La clarté uniforme de la journée avait cédé sa place aux ombres grandissantes, bientôt démesurées, puis les ultimes lueurs multicolores capitulèrent. Je me battais contre une entité invulnérable ; ma seule arme était de me rappeler une fois de plus que cette merveille appartenait encore à “aujourd’hui” ! Le sommeil, sournois dans son mode d'exécution, me faucha sans que je souvinsse de ma dernière incantation. Je fus projeté dans un monde nouveau, cerné de contours flous, aux prises d’un régime anarchique. Au croisement de quelque instabilité matérielle, je reconnus ces cheveux ondoyants, l’invitation taquine de ces yeux. Une tension lia nos regards, fit apparaître un brin invisible qui transportait notre désir, cette sève bouillonnante qui m’emplissait de vigueur. Enfin, lorsqu’elle fut à sa portée, ma main se tendit vers la chair ferme de son torse dénudé, plus réel que mon existence. Elle se perdait dans des lacets interminables ; soudain, une douceur m’envahit, et je sombrais, dispersant ma conscience dans ce corps, jusqu’à un réveil douloureux. Les dernières survivances de mon fantasme moururent hâtivement, m'ayant glissé comme une poignée de sable fin entre les doigts.

IV

À l’extérieur, le monde reprenait vie : le paysage frémissant attendait impatiemment de retrouver sa parure radieuse. Ma tragédie lui était inconnu, et sans le vouloir, il m’entraînait de toutes ses forces vers des expériences nouvelles. Mes sentiments, incapables de suivre cette direction, me guidèrent à nouveau jusqu’au lieu que ce garçon avait ensorcelé par son passage. Se pouvait-il vraiment que le miracle se réitère ? Je devrais alors aller affronter sa beauté, accepter de me soumettre à son appréciation ; il aurait le pouvoir démiurgique de déchaîner une passion qui m'entraînerait vers les sommets les plus étincelants ou dans une spirale abyssale d'une noirceur que même la nuit craindrait.

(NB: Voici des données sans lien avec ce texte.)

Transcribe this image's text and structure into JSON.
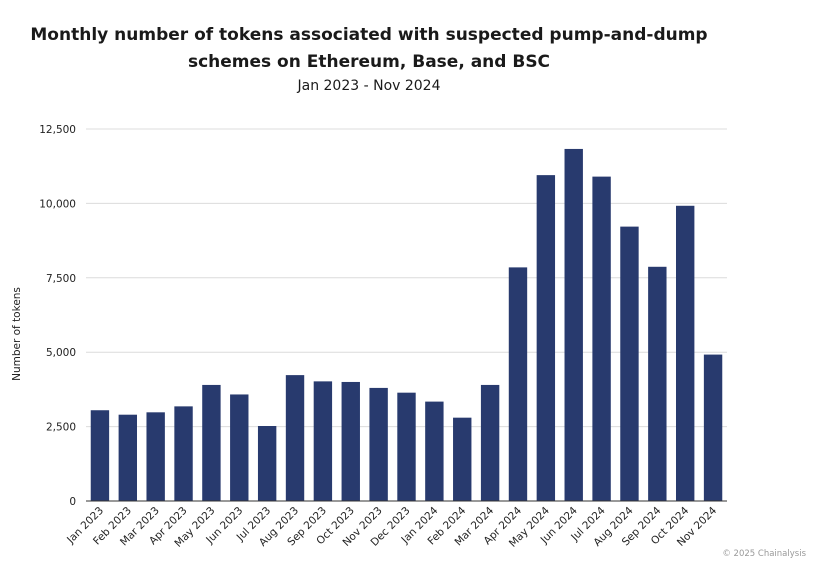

Les heures passèrent ; je scrutais avec mélancolie les allées et venues. Mes yeux s'épuisaient à mesure que mes chances s'amenuisaient, mais la crainte suprême de manquer l'instant que j'espérais me maintenait aussi vaillant qu’un soldat. Je doutais, et le jour rétrécissant aliénait l’essence même de mon entreprise. Il faudrait bientôt abandonner mon poste et reconnaître qu’une folie ridicule m’avait emporté, ayant octroyé à ces quelques mèches flamboyantes le pouvoir dévorant de malmener mes sens impuissants.

V

Je repoussais mille fois ma reddition, comme si la minute suivante, dans une manigance subtile, eut été décisive. Soudain, comme avant l’orage, je sentis l’air se figer, se condenser, m’écraser de tout son poids. Il émergea alors ; mon infernale attente l’habilla d’une attirance sublime, et cette dernière m’envahit de toute part, mon discernement flambait dangereusement. Je redoutais que, comme un mirage dont on s’approche trop, il s’évanouît sans qu’on pût en discerner les détails. Son sourire, que je m’imaginais destiné, alla se déposer sur des lèvres étrangères. L’union heureuse se prolongea dans un terrible cataclysme qu’une force étrange me contraignait à regarder fixement comme un film d’horreur. Son ami se délectait de ma possession, il abattait mes espérances avec une douce violence amoureuse. Je ne pouvais pas contempler plus longtemps la destruction d’un idéal forgé avec passion depuis la veille : misérable, je me levai empreint d’une ivresse mélancolique, laissant le hasard décider de la direction vers laquelle il voulait emmener mes pas lourds et chagrinés. Lorsque la première vague fut passée, je souris en pensant au réconfort que pourraient me transmettre mes amis ; à l’insouciance qui viendrait alors recouvrir ma déception.